Ben istediğim Avrupa ülkesinde iş bulacağım ve çalışacağım. İşsizlik kıskacında ezilip durmayacağım. Sonra, nerede, nasıl eğlenmek istersen orada o kadar eğleneceksin…”

Görüyor musunuz gençlerin ütopik (hayali) AB tutkusunu…

Bu hakları sadece kendisi kullanacağını zannediyor. Hâlbuki bu haklar aynı zamanda AB’nin diğer ülke insanlarının da kullandığı haklar olacak.

1.5 milyar nüfusa sahip AB ülkeleri, onun yüzde 20’lik oranına sahip 70 milyonluk Türkiye ile karışacak. Nüfus yoğunluğu açısından metre kareye düşen insan Avrupa’da çok yoğunken Türkiye’de daha azdır. Bu yoğunluk elbette ki yoğunluğu az olan yerlere kayacak.

AB ülkeleri arasında sınırlar kaldırılacak ve vizeler de olmayacak. O zaman isteyen Avrupalı ülkemizde istediği yere gelecek, istediği yere yerleşecek ve istediği işi yapacak…

İşsizlik konusu şu anda Avrupa için de bir sorundur. Almanya gibi sanayileşmiş bir ülkede bile, yüzde 12 civarında işsizlik vardır. Orası işsizlik çekerken bizim işsizlerimiz nasıl olacak da orada iş bulabilecek? Bu da ayrı bir konudur. Bugün bizim Avrupa da çalışan işçilerimiz en pespaye işleri yapmaya veya ülkeyi terk etmeye zorlanmaktadırlar.

AB, bu birliğe giren ülkelerle tek devlet olmak demektir. AB’nin bir parlamentosu vardır. Bu parlamento da her ülke kendi nüfusuna göre temsil edilmektedir. Bu da 400 kişilik Avrupa Parlamentosunda Türkiye’nin 3 milletvekili olacak, demektir. Alınan kararlar oy çokluğuna göre yapılacak ve parlamentoda Hıristiyan milletvekilleri çoğunlukta olduğu için bütün kararlar, onların istediği gibi olacaktır.

Yani AB Parlamentosundan çıkan kararlar “Hak merkezli değil, kuvvet merkezli” kararlar olacaktır. Yani “Ben çoğunluğum, ben güçlüyüm, ben beyazım, ben asaletliyim veya benim çıkarım önemlidir, denerek, o halde ben ne dersem o olacak. Sen de buna uyacaksın” mantığında kararlar alınacaktır.

BAZI ÖNEMLİ GERÇEKLER

Biz Müslüman insanlarız. Ölüme ve ölüm sonrası tekrar dirileceğimize,  mahşer (hesap gününe), cennete ve cehenneme inanırız.
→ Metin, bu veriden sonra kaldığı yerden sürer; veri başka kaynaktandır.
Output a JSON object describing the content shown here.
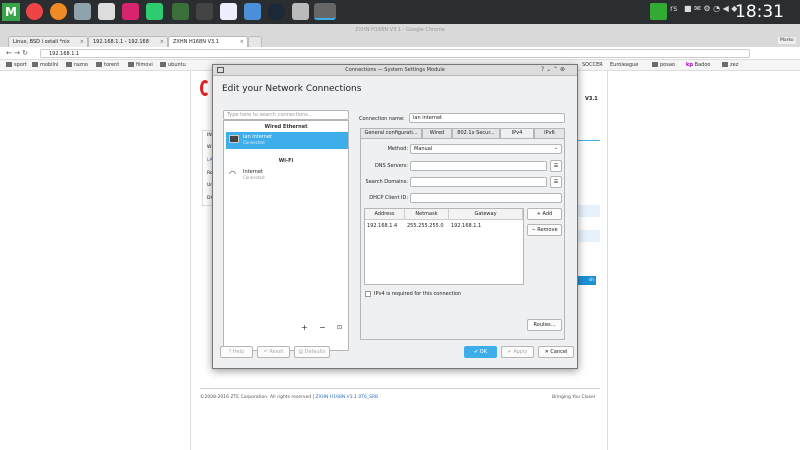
{
  "taskbar": {
    "start_label": "M",
    "tray_text": "rs",
    "clock": "18:31"
  },
  "browser": {
    "window_title": "ZXHN H168N V3.1 - Google Chrome",
    "tabs": [
      {
        "label": "Linux, BSD i ostali *nix"
      },
      {
        "label": "192.168.1.1 - 192.168"
      },
      {
        "label": "ZXHN H168N V3.1"
      }
    ],
    "url": "192.168.1.1",
    "user_badge": "Marko",
    "bookmarks": [
      {
        "label": "sport"
      },
      {
        "label": "mobilni"
      },
      {
        "label": "razno"
      },
      {
        "label": "torent"
      },
      {
        "label": "filmovi"
      },
      {
        "label": "ubuntu"
      },
      {
        "label": "SOCCER"
      },
      {
        "label": "Euroleague"
      },
      {
        "label": "posao"
      },
      {
        "label": "Badoo"
      },
      {
        "label": "zez"
      }
    ]
  },
  "router_page": {
    "version_badge": "V3.1",
    "footer_copyright": "©2008-2016 ZTE Corporation. All rights reserved",
    "footer_separator": "|",
    "footer_link": "ZXHN H168N V3.1.0T6_SRB",
    "footer_slogan": "Bringing You Closer",
    "side_items": [
      "IN",
      "W",
      "LA",
      "Ro",
      "Un",
      "DI"
    ],
    "button_label": "sh"
  },
  "dialog": {
    "window_title": "Connections — System Settings Module",
    "heading": "Edit your Network Connections",
    "search_placeholder": "Type here to search connections...",
    "groups": [
      {
        "label": "Wired Ethernet",
        "items": [
          {
            "name": "lan internet",
            "status": "Connected"
          }
        ]
      },
      {
        "label": "Wi-Fi",
        "items": [
          {
            "name": "Internet",
            "status": "Connected"
          }
        ]
      }
    ],
    "list_buttons": {
      "add": "+",
      "remove": "−",
      "import": "⊡"
    },
    "connection_name_label": "Connection name:",
    "connection_name_value": "lan internet",
    "tabs": [
      {
        "label": "General configurati..."
      },
      {
        "label": "Wired"
      },
      {
        "label": "802.1x Secur..."
      },
      {
        "label": "IPv4"
      },
      {
        "label": "IPv6"
      }
    ],
    "ipv4": {
      "method_label": "Method:",
      "method_value": "Manual",
      "dns_label": "DNS Servers:",
      "dns_value": "",
      "search_label": "Search Domains:",
      "search_value": "",
      "dhcp_label": "DHCP Client ID:",
      "dhcp_value": "",
      "columns": [
        "Address",
        "Netmask",
        "Gateway"
      ],
      "rows": [
        [
          "192.168.1.4",
          "255.255.255.0",
          "192.168.1.1"
        ]
      ],
      "add_label": "+ Add",
      "remove_label": "− Remove",
      "required_label": "IPv4 is required for this connection",
      "routes_label": "Routes..."
    },
    "footer": {
      "help": "Help",
      "reset": "Reset",
      "defaults": "Defaults",
      "ok": "OK",
      "apply": "Apply",
      "cancel": "Cancel"
    }
  },
  "colors": {
    "accent": "#3daee9",
    "taskbar": "#2b2e30",
    "dialog_bg": "#eff0f1"
  }
}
Avrupa, Allah’a şirk koşarak “teslis  (üç ilah) inancı”nı uydurmuştur. Mutlak doğruların bulunduğuna ve buna “Hak” dendiğini bilmez. Ölümden sonra tekrar dirileceğine inanmaz. Mahşere inanmaz. Mahşerde tek söz ve güç sahibinin Allah olduğuna inanmaz.

İnançlar, insanların hayatına tesir eder. İnsan ya Allah’tan korkar, hiçbir haksızlık yapamaz veya Allah’ın dünya işlerine karışmadığı var sayılarak, dünya düzeninin insanoğlu tarafından düzenleneceğini zanneder. “Gücüm var. Vurur kırarım” diye hareket eder.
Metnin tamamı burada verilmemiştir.